_ Leserforum
Was Bisher war es die Aufgabe der Kammern, den Nachwuchs im Sinne der Pfründesicherung für die Altvorderen zu drangsalieren und am Fortkommen zu hindern. Die Inhalte der Weiterbildungsordnungen sind eher Horte der Selbstbeweihräucherung und fachlichen Selbstbezogenheit als profund begründete Kenntnisse des jeweiligen Fachgebietes. In Zukunft wird der Markt härter: Chefärzte, die keine Ermächtigung haben, können hinsichtlich der Personalrekrutierung einpacken. Somit können Chefärzte und ganze Krankenhäuser kammerseitig existentiell bedroht werden.

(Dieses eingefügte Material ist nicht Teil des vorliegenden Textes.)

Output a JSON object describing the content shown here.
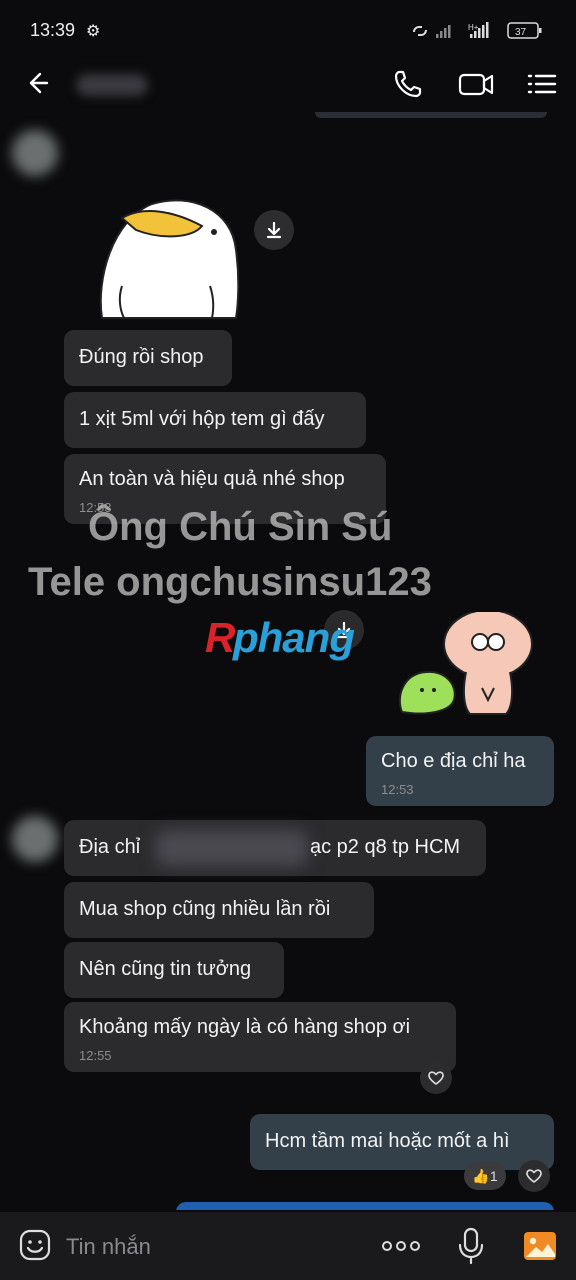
{
  "status_bar": {
    "time": "13:39",
    "network": "H+",
    "battery": "37"
  },
  "header": {
    "icons": [
      "back-arrow-icon",
      "phone-icon",
      "video-call-icon",
      "menu-list-icon"
    ]
  },
  "chat": {
    "messages": [
      {
        "id": "m1",
        "direction": "incoming",
        "text": "Đúng rồi shop"
      },
      {
        "id": "m2",
        "direction": "incoming",
        "text": "1 xịt 5ml với hộp tem gì đấy"
      },
      {
        "id": "m3",
        "direction": "incoming",
        "text": "An toàn và hiệu quả nhé shop",
        "time": "12:53"
      },
      {
        "id": "m4",
        "direction": "outgoing",
        "text": "Cho e địa chỉ ha",
        "time": "12:53"
      },
      {
        "id": "m5",
        "direction": "incoming",
        "text_prefix": "Địa chỉ",
        "text_suffix": "ạc p2 q8 tp HCM"
      },
      {
        "id": "m6",
        "direction": "incoming",
        "text": "Mua shop cũng nhiều lần rồi"
      },
      {
        "id": "m7",
        "direction": "incoming",
        "text": "Nên cũng tin tưởng"
      },
      {
        "id": "m8",
        "direction": "incoming",
        "text": "Khoảng mấy ngày là có hàng shop ơi",
        "time": "12:55"
      },
      {
        "id": "m9",
        "direction": "outgoing",
        "text": "Hcm tầm mai hoặc mốt a hì",
        "reaction_count": "1"
      }
    ]
  },
  "watermark": {
    "line1": "Ông Chú Sìn Sú",
    "line2": "Tele ongchusinsu123",
    "logo": "Rphang"
  },
  "composer": {
    "placeholder": "Tin nhắn"
  },
  "colors": {
    "background": "#0b0b0d",
    "incoming_bubble": "#2b2b2e",
    "outgoing_bubble": "#33404a",
    "logo_red": "#d8232a",
    "logo_blue": "#2aa0d8",
    "gallery_orange": "#f08a24"
  }
}
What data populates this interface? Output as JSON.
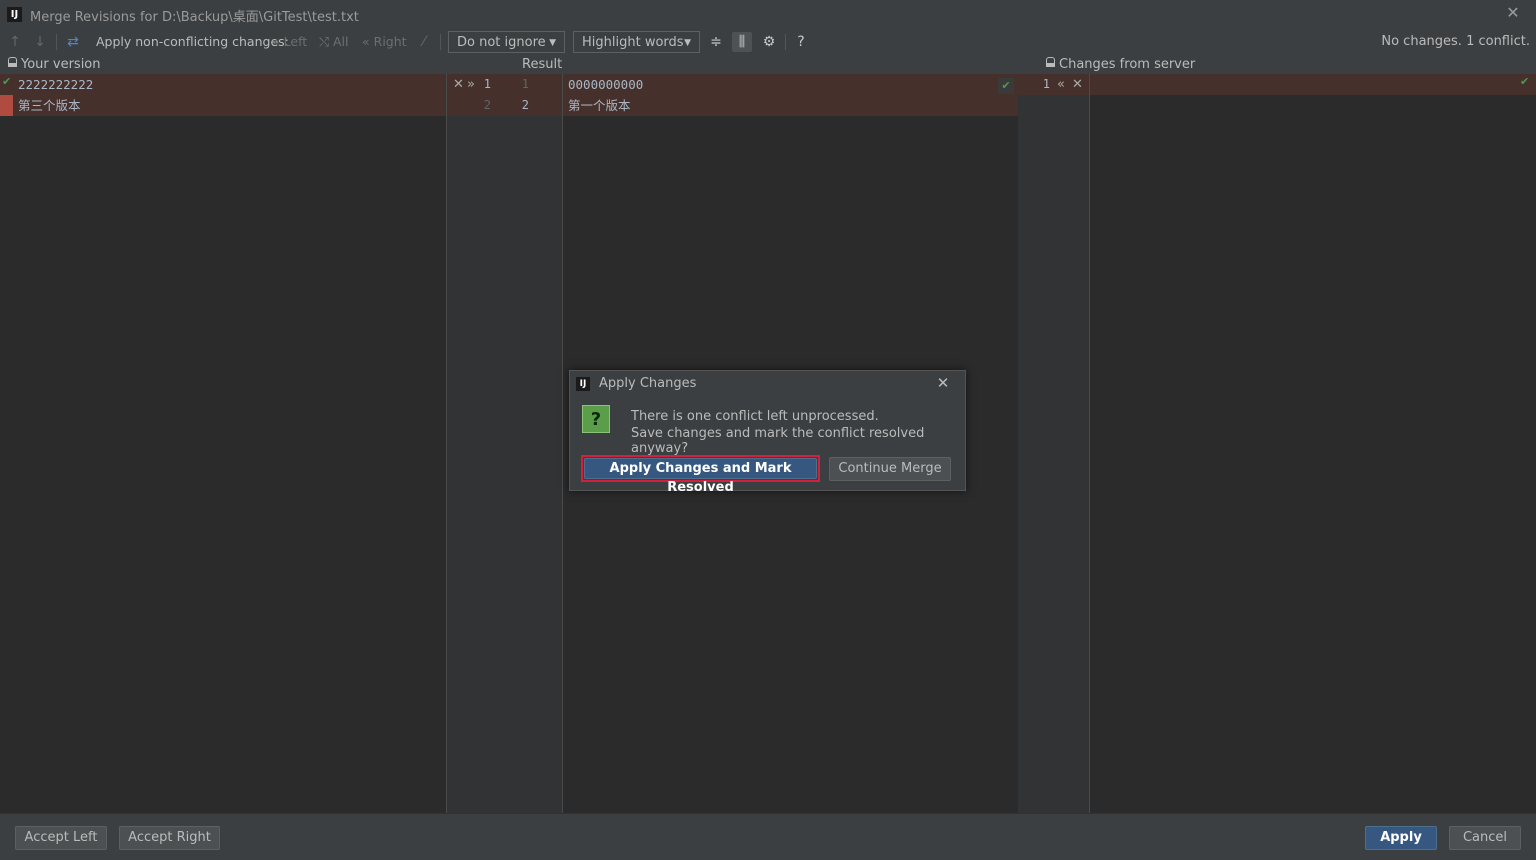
{
  "window": {
    "title": "Merge Revisions for D:\\Backup\\桌面\\GitTest\\test.txt",
    "close_glyph": "✕"
  },
  "toolbar": {
    "apply_non_conflicting_label": "Apply non-conflicting changes:",
    "left_label": "Left",
    "all_label": "All",
    "right_label": "Right",
    "ignore_combo_value": "Do not ignore",
    "highlight_combo_value": "Highlight words",
    "help_label": "?",
    "status": "No changes. 1 conflict."
  },
  "headers": {
    "left": "Your version",
    "middle": "Result",
    "right": "Changes from server"
  },
  "left_editor": {
    "lines": [
      "2222222222",
      "第三个版本"
    ]
  },
  "middle_gutter": {
    "left_line_numbers": [
      "1",
      "2"
    ],
    "right_line_numbers": [
      "1",
      "2"
    ]
  },
  "middle_editor": {
    "lines": [
      "0000000000",
      "第一个版本"
    ]
  },
  "right_gutter": {
    "line_number": "1"
  },
  "dialog": {
    "title": "Apply Changes",
    "message_line1": "There is one conflict left unprocessed.",
    "message_line2": "Save changes and mark the conflict resolved anyway?",
    "ok_label": "Apply Changes and Mark Resolved",
    "cancel_label": "Continue Merge",
    "close_glyph": "✕"
  },
  "bottom": {
    "accept_left_label": "Accept Left",
    "accept_right_label": "Accept Right",
    "apply_label": "Apply",
    "cancel_label": "Cancel"
  },
  "colors": {
    "background": "#2b2b2b",
    "panel": "#3c3f41",
    "conflict": "#45302b",
    "accent_button": "#365880",
    "highlight_outline": "#d4203a",
    "check": "#499c54"
  }
}
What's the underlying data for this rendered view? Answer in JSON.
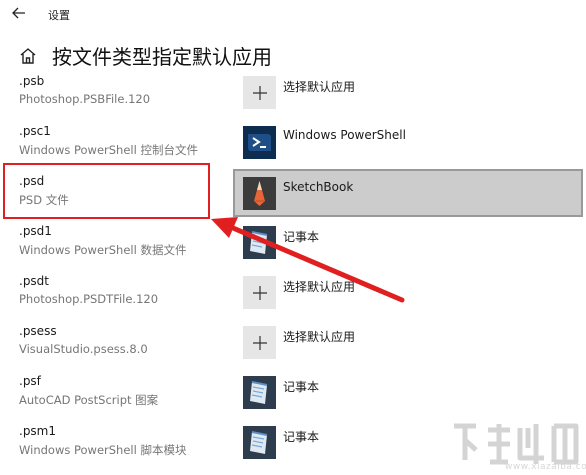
{
  "window": {
    "title": "设置"
  },
  "header": {
    "title": "按文件类型指定默认应用"
  },
  "rows": [
    {
      "ext": ".psb",
      "desc": "Photoshop.PSBFile.120",
      "app": "选择默认应用",
      "icon": "plus-icon"
    },
    {
      "ext": ".psc1",
      "desc": "Windows PowerShell 控制台文件",
      "app": "Windows PowerShell",
      "icon": "powershell-icon"
    },
    {
      "ext": ".psd",
      "desc": "PSD 文件",
      "app": "SketchBook",
      "icon": "sketchbook-icon"
    },
    {
      "ext": ".psd1",
      "desc": "Windows PowerShell 数据文件",
      "app": "记事本",
      "icon": "notepad-icon"
    },
    {
      "ext": ".psdt",
      "desc": "Photoshop.PSDTFile.120",
      "app": "选择默认应用",
      "icon": "plus-icon"
    },
    {
      "ext": ".psess",
      "desc": "VisualStudio.psess.8.0",
      "app": "选择默认应用",
      "icon": "plus-icon"
    },
    {
      "ext": ".psf",
      "desc": "AutoCAD PostScript 图案",
      "app": "记事本",
      "icon": "notepad-icon"
    },
    {
      "ext": ".psm1",
      "desc": "Windows PowerShell 脚本模块",
      "app": "记事本",
      "icon": "notepad-icon"
    }
  ],
  "selected_row": 2,
  "colors": {
    "highlight": "#e02020",
    "selected_bg": "#cccccc",
    "selected_border": "#999999"
  },
  "watermark": {
    "site": "www.xiazaiba.com"
  }
}
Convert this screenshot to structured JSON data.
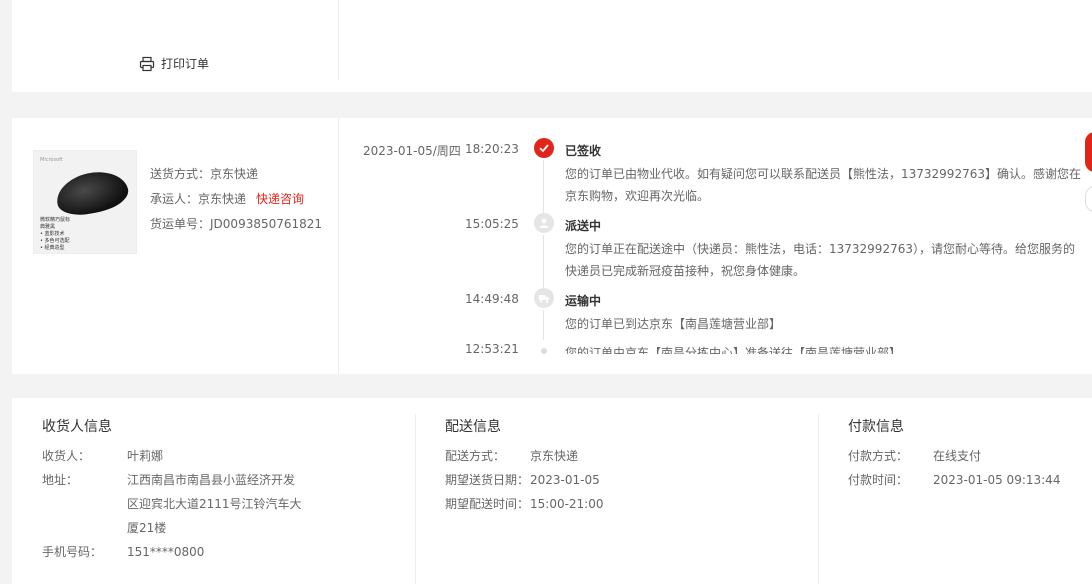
{
  "top": {
    "print_label": "打印订单"
  },
  "shipment": {
    "method_label": "送货方式：",
    "method_value": "京东快递",
    "carrier_label": "承运人：",
    "carrier_value": "京东快递",
    "consult_link": "快递咨询",
    "tracking_label": "货运单号：",
    "tracking_value": "JD0093850761821"
  },
  "product_image": {
    "brand": "Microsoft",
    "caption_lines": [
      "微软精巧鼠标",
      "典雅黑",
      "• 蓝影技术",
      "• 多色可选配",
      "• 经典造型"
    ]
  },
  "timeline": [
    {
      "date": "2023-01-05/周四",
      "time": "18:20:23",
      "status": "已签收",
      "icon": "check-icon",
      "desc": "您的订单已由物业代收。如有疑问您可以联系配送员【熊性法，13732992763】确认。感谢您在京东购物，欢迎再次光临。"
    },
    {
      "date": "",
      "time": "15:05:25",
      "status": "派送中",
      "icon": "courier-icon",
      "desc": "您的订单正在配送途中（快递员：熊性法，电话：13732992763），请您耐心等待。给您服务的快递员已完成新冠疫苗接种，祝您身体健康。"
    },
    {
      "date": "",
      "time": "14:49:48",
      "status": "运输中",
      "icon": "truck-icon",
      "desc": "您的订单已到达京东【南昌莲塘营业部】"
    },
    {
      "date": "",
      "time": "12:53:21",
      "status": "",
      "icon": "dot",
      "desc": "您的订单由京东【南昌分拣中心】准备送往【南昌莲塘营业部】"
    }
  ],
  "receiver": {
    "title": "收货人信息",
    "name_label": "收货人：",
    "name_value": "叶莉娜",
    "address_label": "地址：",
    "address_lines": [
      "江西南昌市南昌县小蓝经济开发",
      "区迎宾北大道2111号江铃汽车大",
      "厦21楼"
    ],
    "phone_label": "手机号码：",
    "phone_value": "151****0800"
  },
  "delivery": {
    "title": "配送信息",
    "method_label": "配送方式：",
    "method_value": "京东快递",
    "date_label": "期望送货日期：",
    "date_value": "2023-01-05",
    "time_label": "期望配送时间：",
    "time_value": "15:00-21:00"
  },
  "payment": {
    "title": "付款信息",
    "method_label": "付款方式：",
    "method_value": "在线支付",
    "time_label": "付款时间：",
    "time_value": "2023-01-05 09:13:44"
  },
  "colors": {
    "accent": "#e1251b",
    "text": "#666666",
    "heading": "#333333",
    "background": "#f3f3f3"
  }
}
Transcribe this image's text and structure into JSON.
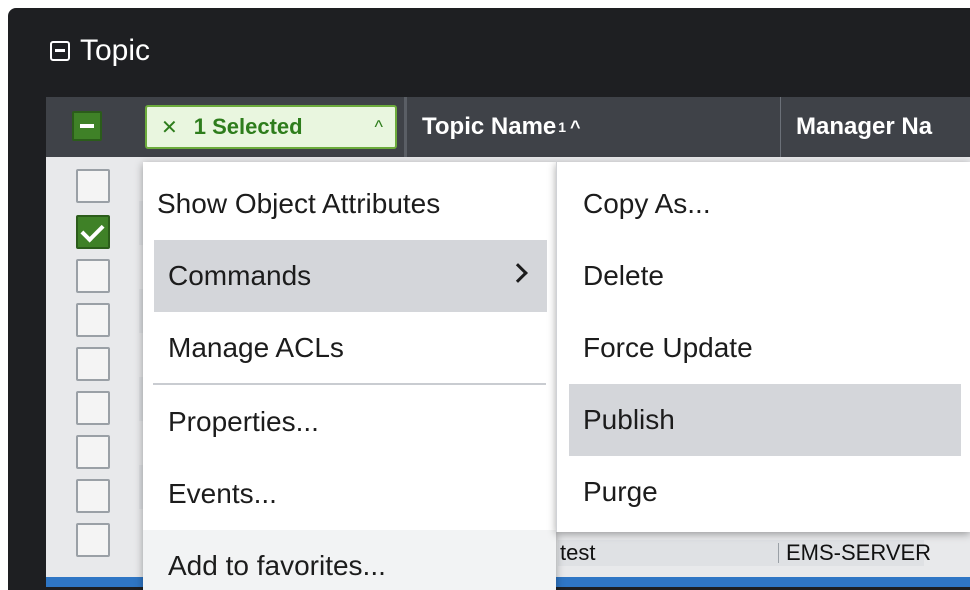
{
  "window": {
    "title": "Topic"
  },
  "table": {
    "selection_chip": {
      "clear_glyph": "✕",
      "label": "1 Selected",
      "caret_glyph": "^"
    },
    "columns": [
      {
        "label": "Topic Name",
        "sort_index": "1",
        "sort_glyph": "^"
      },
      {
        "label": "Manager Na"
      }
    ],
    "rows_checked": [
      false,
      true,
      false,
      false,
      false,
      false,
      false,
      false,
      false
    ],
    "visible_row": {
      "topic_name": "test",
      "manager_name": "EMS-SERVER"
    }
  },
  "context_menu": {
    "items": [
      {
        "label": "Show Object Attributes",
        "highlighted": false
      },
      {
        "label": "Commands",
        "highlighted": true,
        "has_submenu": true
      },
      {
        "label": "Manage ACLs",
        "highlighted": false
      },
      {
        "label": "Properties...",
        "highlighted": false
      },
      {
        "label": "Events...",
        "highlighted": false
      },
      {
        "label": "Add to favorites...",
        "highlighted": false
      }
    ]
  },
  "commands_submenu": {
    "items": [
      {
        "label": "Copy As...",
        "highlighted": false
      },
      {
        "label": "Delete",
        "highlighted": false
      },
      {
        "label": "Force Update",
        "highlighted": false
      },
      {
        "label": "Publish",
        "highlighted": true
      },
      {
        "label": "Purge",
        "highlighted": false
      }
    ]
  },
  "colors": {
    "accent_green": "#3f8127",
    "header_bg": "#3f4248",
    "menu_highlight": "#d4d6da",
    "status_bar_blue": "#2f76c5"
  }
}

Dann kann sich niemand den Kammern entgegenstellen. Schon der Verlust von PJ-Studenten würde den Zusammenbruch der Abläufe bedeuten. Wer eigentlich kann diesen bürokratischen Ungetümen etwas entgegenhalten? Für den Nachwuchs ist es auch nicht möglich. Wie früher auch werden die Kammern ihre Möglichkeiten nicht zum Vorteil der Ärzte nutzen. Die Geschichte zeigt jahrelange Ausbeutung und Drangsalierung. In den Kammern hat sich darüber nie jemand aufgeregt. Warum sollte es anders werden?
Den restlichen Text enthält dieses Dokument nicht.